It’s the end of retail as we know it — at least, according to media reports the internet over.
Brick-and-mortar retailers like J.C. Penney, Macy’s, Sears, Toys “R” Us and Mattress Firm have been facing declining sales for years, but in August of 2018, the closures hit a 10-year high, surpassing the number of closures that occurred during the Great Recession.
Despite these closures, there are some reasons to believe this retail apocalypse is actually being miscategorized. Of course, more people are spending their money online, but offline retail hasn’t dropped off the map just yet. It’s growing, just not as quickly as online retail.
“Stores may have a more important role to play in the U.S. retail ecosystem than we currently appreciate,” said analyst Jay Sole. “E-commerce gains do not signal the ‘death of stores.'”
Furthermore, a recent report claims we’re actually in the midst of a retail renaissance that revolves around the customer experience, which primarily takes place in brick-and-mortar locations. Driving this renaissance are connected consumers who, by definition, are digitally native, yet highly hands-on.
To reach the connected consumer, retailers must first understand their inherent needs. Despite being digital natives, or at least tech-savvy, connected consumers crave “real-life” experiences to inform their purchase journey. In other words, their purchase journey isn’t one-dimensional. Usually, it includes a lot of online research coupled with in-store experiences. Connected consumers inevitably choose to engage with brands that can go above and beyond the transactional experience, providing both personalization and connection.
They also seek out brands that integrate their digital shopping assistance technology into the built environment using interactive displays, voice-activated service and internet of things applications that allow the consumer to independently access high levels of support.
Let’s take a look at some brands that are leading the charge in the retail renaissance.
Suitsupply is a menswear retailer that is marrying online and offline retail in an innovative new way with its personal styling subscription service, The Box Office. To start, The Box Office uses the consumer’s online browsing and purchasing behavior to curate a selection of clothing to send them.
This offers the best of both shopping worlds to the connected consumer, allowing them to control their purchase experience while giving them the (literal) personal touch they desire.
This eyewear brand has always operated ahead of its time, providing connected consumers with not only a quality product but a custom, thoughtful experience backed by an authentic ethos.
In 2010, it changed the way people picked out glasses by implementing home try-on for people who couldn’t — or didn’t want to — make it into the retail store. Now, it’s taking that experience to the next level with an augmented reality tool in its app, called Virtual Try-On, that allows you to virtually test drive every single one of Warby Parker’s frames on your own face in real time. This could be a great way for Warby Parker to keep its finger on the pulse of its customers’ ever-changing shopping habits.

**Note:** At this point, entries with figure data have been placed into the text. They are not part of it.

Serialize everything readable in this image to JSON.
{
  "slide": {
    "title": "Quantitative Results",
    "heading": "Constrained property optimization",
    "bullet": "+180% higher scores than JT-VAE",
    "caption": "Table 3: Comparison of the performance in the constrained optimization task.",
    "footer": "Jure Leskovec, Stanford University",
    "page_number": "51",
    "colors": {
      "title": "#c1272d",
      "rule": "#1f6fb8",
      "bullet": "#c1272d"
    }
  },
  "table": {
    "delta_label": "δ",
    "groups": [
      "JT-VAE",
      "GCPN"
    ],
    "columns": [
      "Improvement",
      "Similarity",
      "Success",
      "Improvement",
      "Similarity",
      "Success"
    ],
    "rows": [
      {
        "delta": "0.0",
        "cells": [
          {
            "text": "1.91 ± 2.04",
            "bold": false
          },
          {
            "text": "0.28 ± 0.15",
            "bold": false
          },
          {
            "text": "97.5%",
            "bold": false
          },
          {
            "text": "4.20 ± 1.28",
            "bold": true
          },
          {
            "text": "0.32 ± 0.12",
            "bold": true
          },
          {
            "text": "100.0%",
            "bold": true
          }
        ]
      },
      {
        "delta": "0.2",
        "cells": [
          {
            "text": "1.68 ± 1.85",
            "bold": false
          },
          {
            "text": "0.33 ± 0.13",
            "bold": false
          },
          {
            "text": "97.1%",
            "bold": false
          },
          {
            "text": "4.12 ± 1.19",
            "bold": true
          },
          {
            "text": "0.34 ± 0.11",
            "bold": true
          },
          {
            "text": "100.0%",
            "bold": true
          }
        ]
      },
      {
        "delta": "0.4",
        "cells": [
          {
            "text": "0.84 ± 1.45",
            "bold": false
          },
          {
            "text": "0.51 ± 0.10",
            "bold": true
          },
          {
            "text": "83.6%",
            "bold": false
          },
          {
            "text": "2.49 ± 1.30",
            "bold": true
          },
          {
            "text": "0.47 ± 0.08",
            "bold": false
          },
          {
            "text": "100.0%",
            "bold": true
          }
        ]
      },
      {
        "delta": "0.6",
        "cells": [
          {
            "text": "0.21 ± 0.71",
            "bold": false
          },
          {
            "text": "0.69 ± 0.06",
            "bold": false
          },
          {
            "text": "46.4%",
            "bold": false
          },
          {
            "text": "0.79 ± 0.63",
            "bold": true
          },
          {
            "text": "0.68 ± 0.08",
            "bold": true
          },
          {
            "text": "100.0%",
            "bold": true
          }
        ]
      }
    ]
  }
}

“Increasingly, customers see bricks-and-mortar stores less as shopping destinations and more as the final step in a multipart transaction that begins online,” said Michelle Tinsley, director of mobility and secure payments in the retail solutions division at Intel.
It would only make sense that one of the brands that connects best to digital natives is a digital native itself.
Apparel brand Everlane started online, but as it grew, the brand saw the benefit its customers could get from a physical location. A brick-and-mortar Everlane store gave connected consumers the opportunity to shop, of course, but more importantly, they could try things on, ensure a good fit and stop in for quick, easy returns and refunds.
How To Capitalize On The Retail Renaissance
So, what does success mean for physical brands in a digital world and vice versa? Creating a custom solution that works for their consumers and their brand.
For example, if you know that customers in your physical stores are searching your website during their shopping experience, you’ve just identified an opportunity to tie their online and offline experiences together more closely. Location-based coupons, or offers that activate only when a customer is near or inside one of your stores, are one potential option. So is interactive online store maps that help direct customers to products they’re looking for.
If you’re an online-only brand trying to create a more hands-on experience for your customers, consider how you can get your products into consumers’ hands before they purchase. Pop-up shops and mail-order options can be excellent ways to engage people offline. Or consider offering a try-on window like Suitsupply or the clothing subscription service Stitchfix.
More than anything, it’s important to create an experience that works for your customer — not simply follow a trend for the sake of following it.